Posted by 熊 at 2007年05月12日 19:35
熊さん、こんにちは。
おお、もう「味楽」はチェック済みでしたか!
さすがです。
Posted by 寄り道 at 2007年05月14日 17:25
寄り道様

だいてんでございます。

実はこの「味楽」は次の候補に入れていたお店だったのです。仕事場が戸越銀座なので前々から気になっていました。また、5月13日(日)近くに穴場の立ちのみ店を発見、次回はその店とこの「味楽」のコースで行く予定だったのです。

また、戸越の住宅街にひっそりとある有名店「ヤマニ」でホッピーの後、この「味楽」まで歩くというコースもいいかもしれません。
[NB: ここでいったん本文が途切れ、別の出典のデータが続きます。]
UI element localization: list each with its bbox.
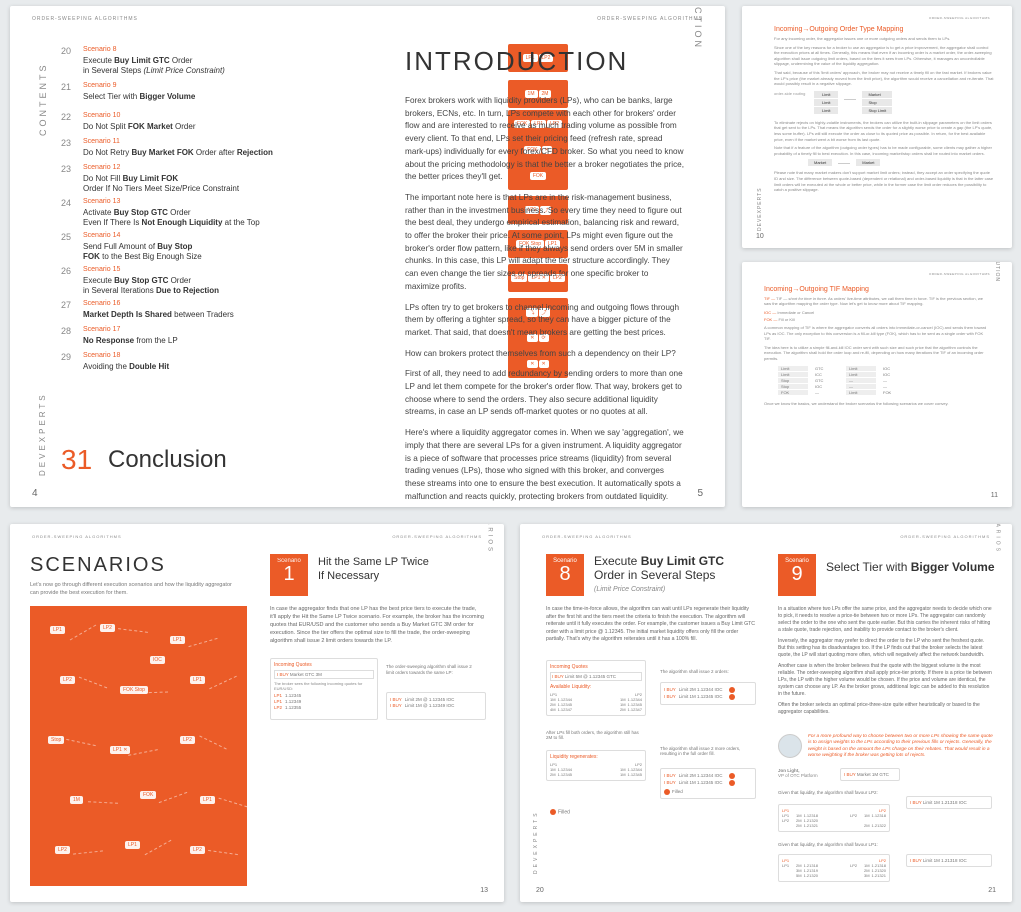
t11-title: Incoming→Outgoing TIF Mapping [764, 286, 990, 293]
running-head-left: ORDER-SWEEPING ALGORITHMS [32, 16, 138, 22]
t10-left-label: order-side routing [774, 91, 808, 96]
spread-scenarios: ORDER-SWEEPING ALGORITHMS ORDER-SWEEPING… [10, 524, 504, 902]
t11-p2: The idea here is to utilize a simple fil… [764, 345, 990, 362]
t10-p1: For any incoming order, the aggregator i… [774, 36, 994, 42]
sc8-note1: The algorithm shall issue 2 orders: [660, 669, 755, 674]
intro-p5: First of all, they need to add redundanc… [405, 368, 685, 419]
filled-legend: Filled [558, 809, 570, 815]
sc9-tblA: LP1LP2 LP11M1.12318LP21M1.12318LP22M1.21… [778, 804, 890, 832]
publisher-side: DEVEXPERTS [533, 810, 539, 874]
running-head: ORDER-SWEEPING ALGORITHMS [929, 272, 990, 276]
pgnum-11: 11 [991, 492, 998, 499]
t10-p2: Since one of the key reasons for a broke… [774, 45, 994, 67]
pgnum-21: 21 [988, 887, 996, 894]
sc9-p4: Often the broker selects an optimal pric… [778, 702, 993, 716]
running-head: ORDER-SWEEPING ALGORITHMS [929, 16, 990, 20]
sc9-glnote2: Given that liquidity, the algorithm shal… [778, 842, 878, 847]
intro-p4: How can brokers protect themselves from … [405, 348, 685, 361]
sc9-quote: For a more profound way to choose betwee… [808, 734, 993, 760]
scenarios-hero: LP1LP2LP1LP2FOK StopLP1StopLP1 ✕LP21MFOK… [30, 606, 247, 886]
scenarios-title: SCENARIOS [30, 554, 166, 577]
contents-label: CONTENTS [38, 63, 48, 137]
thumb-page-11: ORDER-SWEEPING ALGORITHMS EXECUTION Inco… [742, 262, 1012, 507]
t10-p5: Note that if a feature of the algorithm … [774, 145, 994, 156]
page-number-4: 4 [32, 488, 38, 499]
running-head: ORDER-SWEEPING ALGORITHMS [392, 534, 482, 539]
sc9-title: Select Tier with Bigger Volume [826, 560, 995, 574]
intro-p2: The important note here is that LPs are … [405, 192, 685, 294]
t10-p4: To eliminate rejects on highly-volatile … [774, 120, 994, 142]
fok-label: FOK — [764, 317, 777, 322]
conclusion-title: Conclusion [108, 446, 227, 474]
intro-p1: Forex brokers work with liquidity provid… [405, 95, 685, 184]
scenarios-side: SCENARIOS [486, 524, 492, 554]
sc1-box2: I BUYLimit 2M @ 1.12345 IOCI BUYLimit 1M… [386, 692, 486, 720]
running-head: ORDER-SWEEPING ALGORITHMS [542, 534, 632, 539]
spread-contents-intro: ORDER-SWEEPING ALGORITHMS ORDER-SWEEPING… [10, 6, 725, 507]
pgnum-20: 20 [536, 887, 544, 894]
conclusion-number: 31 [61, 444, 92, 476]
sc9-order: I BUY Market 1M GTC [840, 768, 900, 781]
intro-p6: Here's where a liquidity aggregator come… [405, 427, 685, 503]
sc9-out1: I BUY Limit 1M 1.21318 IOC [906, 796, 992, 809]
scenario-1-badge: Scenario 1 [270, 554, 308, 596]
pgnum-10: 10 [756, 233, 764, 240]
page-number-5: 5 [697, 488, 703, 499]
running-head: ORDER-SWEEPING ALGORITHMS [900, 534, 990, 539]
sc8-note2: The algorithm shall issue 2 more orders,… [660, 746, 755, 756]
sc8-fillnote: After LPs fill both orders, the algorith… [546, 730, 646, 740]
sc8-step2: I BUYLimit 2M 1.12344 IOCI BUYLimit 1M 1… [660, 768, 756, 799]
sc1-arrow-note: The order-sweeping algorithm shall issue… [386, 664, 481, 676]
t11-p1: A common mapping of TIF is where the agg… [764, 325, 990, 342]
pgnum-13: 13 [480, 887, 488, 894]
sc8-p1: In case the time-in-force allows, the al… [546, 606, 756, 644]
sc8-badge: Scenario8 [546, 554, 584, 596]
running-head-right: ORDER-SWEEPING ALGORITHMS [597, 16, 703, 22]
sc9-glnote: Given that liquidity, the algorithm shal… [778, 790, 878, 795]
ioc-label: IOC — [764, 310, 776, 315]
sc9-p3: Another case is when the broker believes… [778, 663, 993, 698]
t11-foot: Once we know the basics, we understand t… [764, 401, 990, 407]
execution-side: EXECUTION [994, 262, 1000, 282]
t10-p3: That said, because of this 'limit orders… [774, 70, 994, 87]
t10-title: Incoming→Outgoing Order Type Mapping [774, 26, 994, 33]
sc8-step1: I BUYLimit 2M 1.12344 IOCI BUYLimit 1M 1… [660, 682, 756, 705]
sc1-title: Hit the Same LP TwiceIf Necessary [318, 556, 429, 584]
t10-p6: Please note that many market makers don'… [774, 170, 994, 192]
thumb-page-10: ORDER-SWEEPING ALGORITHMS DEVEXPERTS Inc… [742, 6, 1012, 248]
intro-title: INTRODUCTION [405, 46, 685, 77]
running-head: ORDER-SWEEPING ALGORITHMS [32, 534, 122, 539]
sc9-p1: In a situation where two LPs offer the s… [778, 606, 993, 634]
sc8-regen: Liquidity regenerates: LP1LP2 1M1.123441… [546, 750, 646, 781]
sc8-incoming: Incoming Quotes I BUY Limit 5M @ 1.12345… [546, 660, 646, 716]
t11-intro: TIF — short for time in force. As orders… [764, 296, 983, 306]
publisher-label-left: DEVEXPERTS [38, 392, 47, 476]
sc1-p1: In case the aggregator finds that one LP… [270, 606, 484, 646]
sc8-title: Execute Buy Limit GTCOrder in Several St… [594, 554, 724, 583]
intro-sidelabel: INTRODUCTION [693, 6, 703, 50]
spread-20-21: ORDER-SWEEPING ALGORITHMS ORDER-SWEEPING… [520, 524, 1012, 902]
person-role: VP of OTC Platform [778, 773, 818, 778]
sc9-p2: Inversely, the aggregator may prefer to … [778, 638, 993, 659]
intro-p3: LPs often try to get brokers to channel … [405, 302, 685, 340]
sc9-out2: I BUY Limit 1M 1.21318 IOC [906, 854, 992, 867]
scenarios-lead: Let's now go through different execution… [30, 582, 234, 597]
sc9-tblB: LP1LP2 LP12M1.21318LP21M1.213183M1.21319… [778, 854, 890, 882]
avatar [778, 734, 802, 758]
sc1-box1: Incoming Quotes I BUY Market GTC 3M The … [270, 658, 378, 720]
sc9-badge: Scenario9 [778, 554, 816, 596]
scenarios-side: SCENARIOS [994, 524, 1000, 554]
sc8-sub: (Limit Price Constraint) [594, 586, 665, 593]
publisher-side: DEVEXPERTS [757, 187, 763, 231]
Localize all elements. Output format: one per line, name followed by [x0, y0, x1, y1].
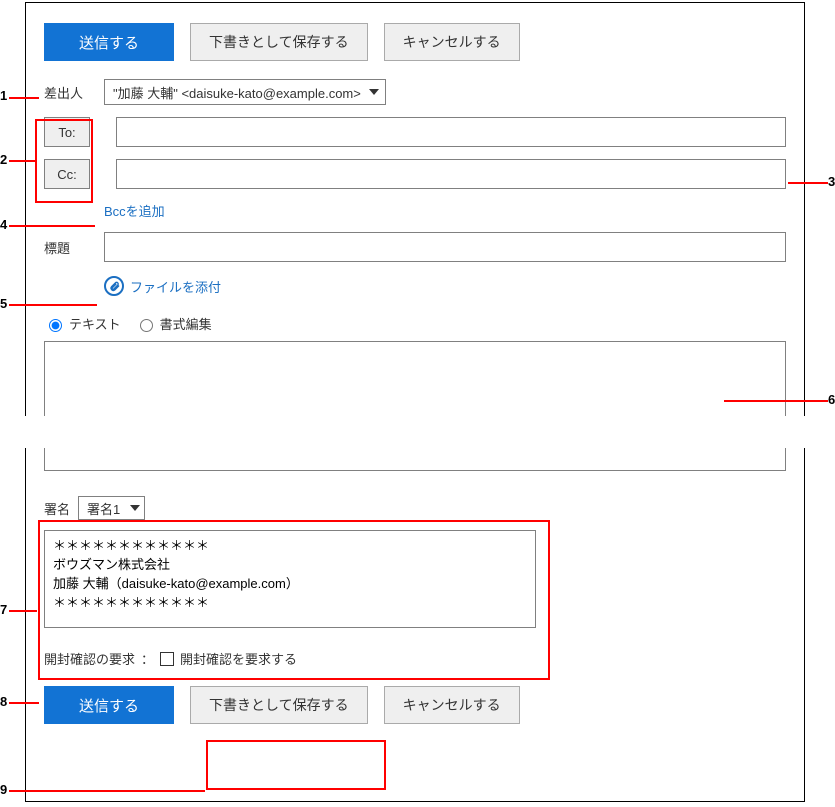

Posted by 居酒屋探偵DAITEN at 2007年05月14日 17:37
>あぁ、今日もこの時間になったんだなぁ…。
僕が毎晩感じているこのフレーズ。活字で見れて、妙に頷いてしまいました。
至福ですよね。
もう一軒寄り道したくなってしまいました。
Posted by たけ at 2007年05月14日 21:44
だいてんさん、こんにちは。

「味楽」のメニューは、いわし料理以外のものも美味しそうです。活気もあるし、いいお店ですね。

戸越「ヤマニ」は↑の熊さんが詳しいのです。文句なしの名店ですね。
Posted by 寄り道 at 2007年05月15日 17:22
たけさん、こんにちは。
「ああ、またこの時間になったんだなあ。」と思うときは、安らぎの一瞬ですね。とにかく一口目が嬉しいです。「さてっ」という一口目がたまりません。